Steeped in domesticity, the Garcias lived in suburban Mountain View, with Jerry hitching to work carrying his instrument cases. His tiny, smoky room at Dana Morgan’s had two chairs and a music stand, which seemed quite sufficient. He was a good, if unconventional, teacher. “I tried to teach them how to hear,” he said, making tapes of relatively easy but good-sounding material like the Carter Family for his students. Benignly encouraging, he answered the stock question “How long should I practice?” with “Play when you feel like it.” At least one student was so delighted by that response that he played all the time. Some of the lessons would involve simply listening to Garcia play and then asking questions. His sense of time as it applied to lessons was unreliable. A student would knock, Garcia would call out, “I’ll be with you in a minute,” and half an hour later the student’s mother would be there, and he’d still be enthusiastically describing something new to his first student.

Morgan’s led him to another musical diversion, his first foray into rock and roll since the Chords. Dana Morgan’s store manager was Troy Weidenheimer, an electric guitarist whom Jerry had known since the Boar’s Head. Troy had a band called the Zodiacs, and that summer he invited Garcia to join it—as the bass player. It was great fun, Jerry would say, despite the fact that he was “out of my idiom” playing rock and out of his instrument with the bass. But “Troy taught me the principle of ‘hey— stomp your foot and get on it.’ He was a great one for the instant arrangement . . . fearless for that thing of ‘get your friends and do it,’ and ‘fuck it if it ain’t slick, it’s supposed to be fun.’ He had a wide-open style of playing that was very, very loose, like when we went to play gigs at the Stanford parties, we didn’t have songs or anything, and he would just say play B-flat, you know, and I’d play bass, and we’d just play along and he’d jam over the top of it, so a lot of my conceptions of the freedom available to your playing really came from him.
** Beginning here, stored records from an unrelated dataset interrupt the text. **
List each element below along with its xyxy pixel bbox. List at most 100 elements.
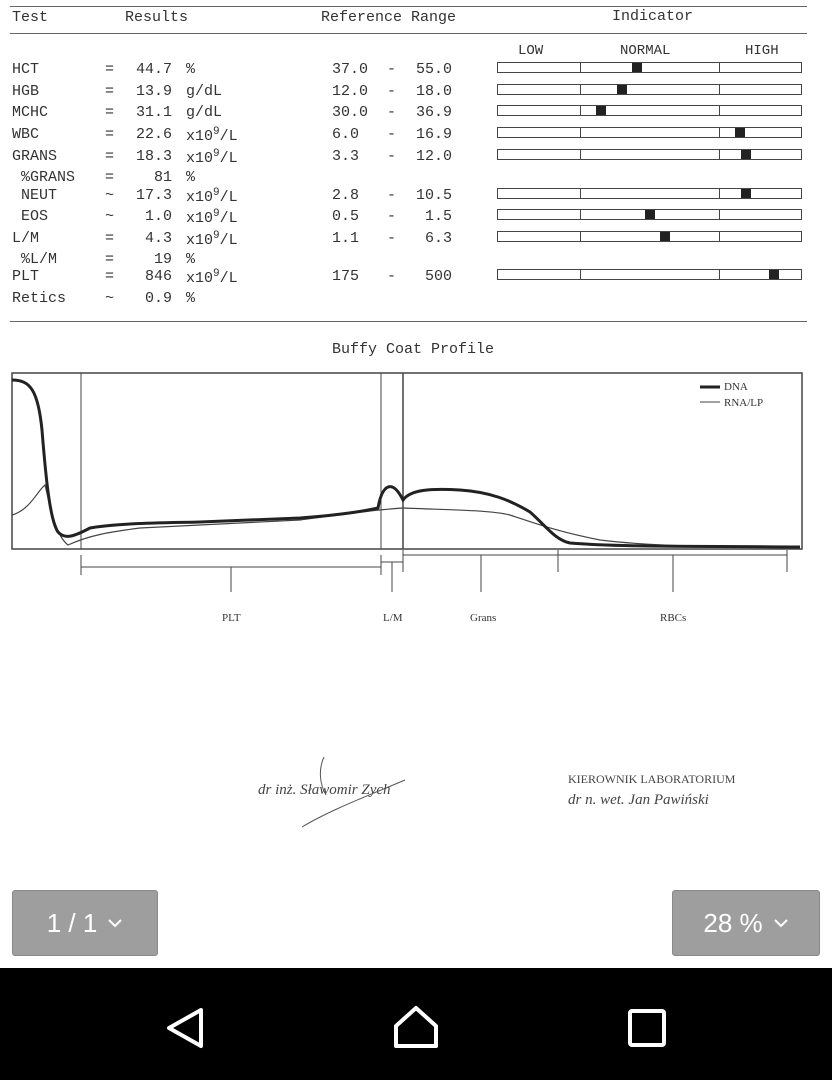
unit-exponent: 9 [213,187,220,199]
ref-high: 6.3 [416,230,453,247]
signature-left-name: dr inż. Sławomir Zych [258,782,391,798]
ref-dash: - [387,208,397,225]
indicator-marker [735,128,746,137]
result-value: 846 [136,268,173,285]
scale-high: HIGH [745,43,779,59]
ref-high: 10.5 [416,187,453,204]
indicator-bar [497,149,802,160]
ref-high: 500 [416,268,453,285]
back-icon[interactable] [163,1006,207,1050]
divider [10,33,807,34]
operator: = [105,126,115,143]
unit: x10 [186,210,214,227]
indicator-bar [497,127,802,138]
indicator-marker [617,85,628,94]
ref-low: 3.3 [332,148,360,165]
test-name: HGB [12,83,40,100]
zoom-selector-button[interactable]: 28 % [672,890,820,956]
legend-dna: DNA [724,381,748,393]
indicator-bar [497,84,802,95]
operator: = [105,104,115,121]
ref-dash: - [387,230,397,247]
zone-grans: Grans [470,612,497,624]
ref-dash: - [387,104,397,121]
unit-exponent: 9 [213,208,220,220]
test-name: NEUT [12,187,58,204]
home-icon[interactable] [392,1004,440,1050]
indicator-marker [632,63,643,72]
unit-suffix: /L [219,150,238,167]
unit-exponent: 9 [213,268,220,280]
operator: ~ [105,208,115,225]
result-value: 0.9 [136,290,173,307]
ref-low: 2.8 [332,187,360,204]
ref-low: 1.1 [332,230,360,247]
result-unit: g/dL [186,84,222,99]
operator: = [105,268,115,285]
ref-dash: - [387,268,397,285]
operator: ~ [105,290,115,307]
result-value: 1.0 [136,208,173,225]
indicator-bar [497,62,802,73]
result-unit: % [186,291,195,306]
result-unit: x109/L [186,187,238,206]
result-value: 18.3 [136,148,173,165]
result-value: 4.3 [136,230,173,247]
unit-suffix: /L [219,189,238,206]
unit: % [186,61,196,78]
ref-high: 36.9 [416,104,453,121]
indicator-marker [659,232,670,241]
result-value: 22.6 [136,126,173,143]
page-selector-button[interactable]: 1 / 1 [12,890,158,956]
rna-lp-curve [11,483,801,548]
buffy-coat-profile-graph [11,372,803,592]
unit-exponent: 9 [213,148,220,160]
ref-low: 37.0 [332,61,369,78]
indicator-bar [497,188,802,199]
result-unit: x109/L [186,126,238,145]
unit-suffix: /L [219,270,238,287]
result-unit: g/dL [186,105,222,120]
result-value: 19 [136,251,173,268]
unit-suffix: /L [219,210,238,227]
ref-high: 12.0 [416,148,453,165]
signature-scribble [301,756,406,828]
ref-dash: - [387,83,397,100]
header-test: Test [12,9,49,26]
unit-exponent: 9 [213,126,220,138]
ref-high: 1.5 [416,208,453,225]
zone-plt: PLT [222,612,241,624]
ref-dash: - [387,61,397,78]
zone-lm: L/M [383,612,403,624]
ref-dash: - [387,126,397,143]
unit: x10 [186,150,214,167]
divider [10,6,807,7]
profile-title: Buffy Coat Profile [332,341,495,358]
operator: = [105,61,115,78]
legend-rna-lp: RNA/LP [724,397,764,409]
header-indicator: Indicator [612,8,694,25]
test-name: L/M [12,230,40,247]
indicator-marker [741,189,752,198]
test-name: WBC [12,126,40,143]
test-name: EOS [12,208,49,225]
result-value: 31.1 [136,104,173,121]
result-unit: x109/L [186,148,238,167]
indicator-marker [596,106,607,115]
result-unit: % [186,62,195,77]
unit: g/dL [186,83,223,100]
result-unit: x109/L [186,268,238,287]
unit: % [186,251,196,268]
header-results: Results [125,9,189,26]
ref-low: 6.0 [332,126,360,143]
scale-low: LOW [518,43,544,59]
unit-suffix: /L [219,128,238,145]
indicator-bar [497,209,802,220]
test-name: Retics [12,290,67,307]
recents-icon[interactable] [627,1008,667,1048]
ref-high: 55.0 [416,61,453,78]
test-name: MCHC [12,104,49,121]
result-unit: % [186,170,195,185]
ref-low: 175 [332,268,360,285]
indicator-bar [497,105,802,116]
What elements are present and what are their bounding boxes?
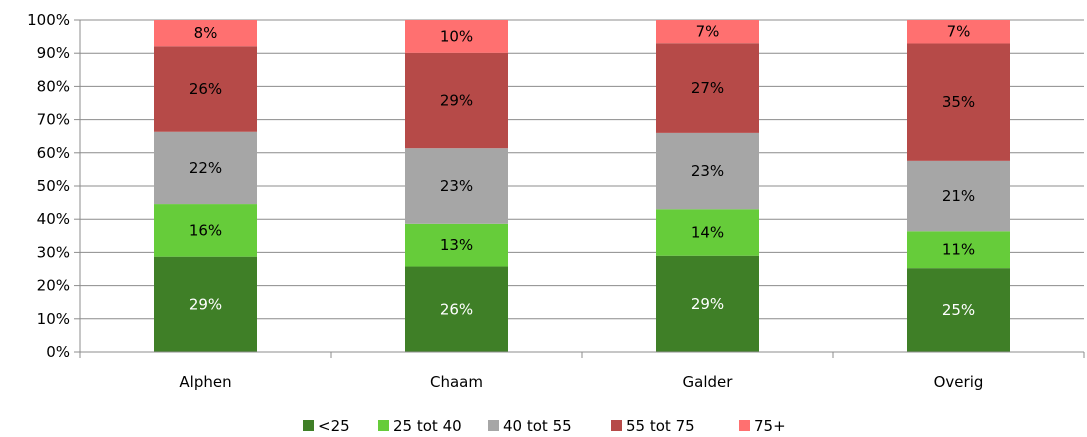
bar-segment — [907, 268, 1010, 352]
y-tick-label: 10% — [37, 310, 70, 328]
data-label: 23% — [691, 162, 724, 180]
y-tick-label: 80% — [37, 77, 70, 95]
data-label: 14% — [691, 223, 724, 241]
y-tick-label: 50% — [37, 177, 70, 195]
data-label: 35% — [942, 93, 975, 111]
legend-label: 55 tot 75 — [626, 417, 695, 435]
data-label: 29% — [189, 295, 222, 313]
data-label: 25% — [942, 301, 975, 319]
bar-segment — [405, 20, 508, 53]
data-label: 7% — [947, 23, 971, 41]
bar-segment — [907, 231, 1010, 269]
bar-segment — [656, 255, 759, 352]
bar-segment — [907, 43, 1010, 161]
bar-segment — [656, 209, 759, 256]
bar-segment — [405, 223, 508, 267]
legend-swatch — [303, 420, 314, 431]
legend-label: <25 — [318, 417, 350, 435]
bar-segment — [656, 132, 759, 210]
bar-segment — [154, 131, 257, 205]
legend-swatch — [378, 420, 389, 431]
x-tick-label: Chaam — [430, 373, 483, 391]
y-tick-label: 30% — [37, 243, 70, 261]
data-label: 8% — [194, 24, 218, 42]
data-label: 29% — [440, 92, 473, 110]
legend-label: 40 tot 55 — [503, 417, 572, 435]
x-tick-label: Alphen — [179, 373, 231, 391]
legend-swatch — [739, 420, 750, 431]
y-tick-label: 70% — [37, 111, 70, 129]
legend-swatch — [611, 420, 622, 431]
data-label: 13% — [440, 236, 473, 254]
bar-segment — [405, 266, 508, 352]
bar-segment — [154, 204, 257, 257]
legend-label: 25 tot 40 — [393, 417, 462, 435]
data-label: 23% — [440, 177, 473, 195]
data-label: 10% — [440, 27, 473, 45]
axes: 0% 10% 20% 30% 40% 50% 60% 70% 80% 90% 100% Alphen C… — [27, 11, 1085, 391]
data-label: 22% — [189, 159, 222, 177]
bar-segment — [405, 52, 508, 149]
bar-segment — [154, 46, 257, 132]
data-label: 27% — [691, 79, 724, 97]
data-label: 7% — [696, 23, 720, 41]
x-tick-label: Overig — [934, 373, 984, 391]
bar-segment — [907, 20, 1010, 44]
data-label: 11% — [942, 241, 975, 259]
legend-label: 75+ — [754, 417, 786, 435]
bars: 29% 16% 22% 26% 8% 26% 13% 23% 29% 10% 29% 14% 23% 27… — [154, 20, 1010, 352]
data-label: 26% — [189, 80, 222, 98]
data-label: 16% — [189, 221, 222, 239]
legend: <25 25 tot 40 40 tot 55 55 tot 75 75+ — [303, 417, 786, 435]
bar-segment — [656, 20, 759, 44]
y-tick-label: 100% — [27, 11, 70, 29]
bar-segment — [656, 43, 759, 133]
bar-segment — [405, 148, 508, 224]
bar-segment — [154, 256, 257, 352]
bar-segment — [907, 160, 1010, 232]
y-tick-label: 0% — [46, 343, 70, 361]
data-label: 26% — [440, 300, 473, 318]
y-tick-label: 20% — [37, 277, 70, 295]
legend-swatch — [488, 420, 499, 431]
bar-segment — [154, 20, 257, 47]
y-tick-label: 60% — [37, 144, 70, 162]
x-tick-label: Galder — [683, 373, 734, 391]
data-label: 29% — [691, 295, 724, 313]
y-tick-label: 90% — [37, 44, 70, 62]
data-label: 21% — [942, 187, 975, 205]
y-tick-label: 40% — [37, 210, 70, 228]
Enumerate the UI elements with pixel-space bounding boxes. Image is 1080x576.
He would like take chorus after chorus, but he directed the band like right in the now . . . we never rehearsed or anything ever, we would just go to the shows and play—and he was so loose about it, he didn’t care, he just wanted it cookin’ so he could play his solos, and he was just a wonderful, inventive, and fun, goodhumored guitar player. One of the first guys I ever heard who exhibited a real sense of humor on the guitar. He was quite accomplished. I mean, in those days he was certainly the hot-rod guitar player of P.A., as far as electric guitar was concerned. While I was a folkie and all that . . .” The band also included a young local drummer named Bill Kreutzmann, and Jerry’s old friend Ron McKernan, on harmonica.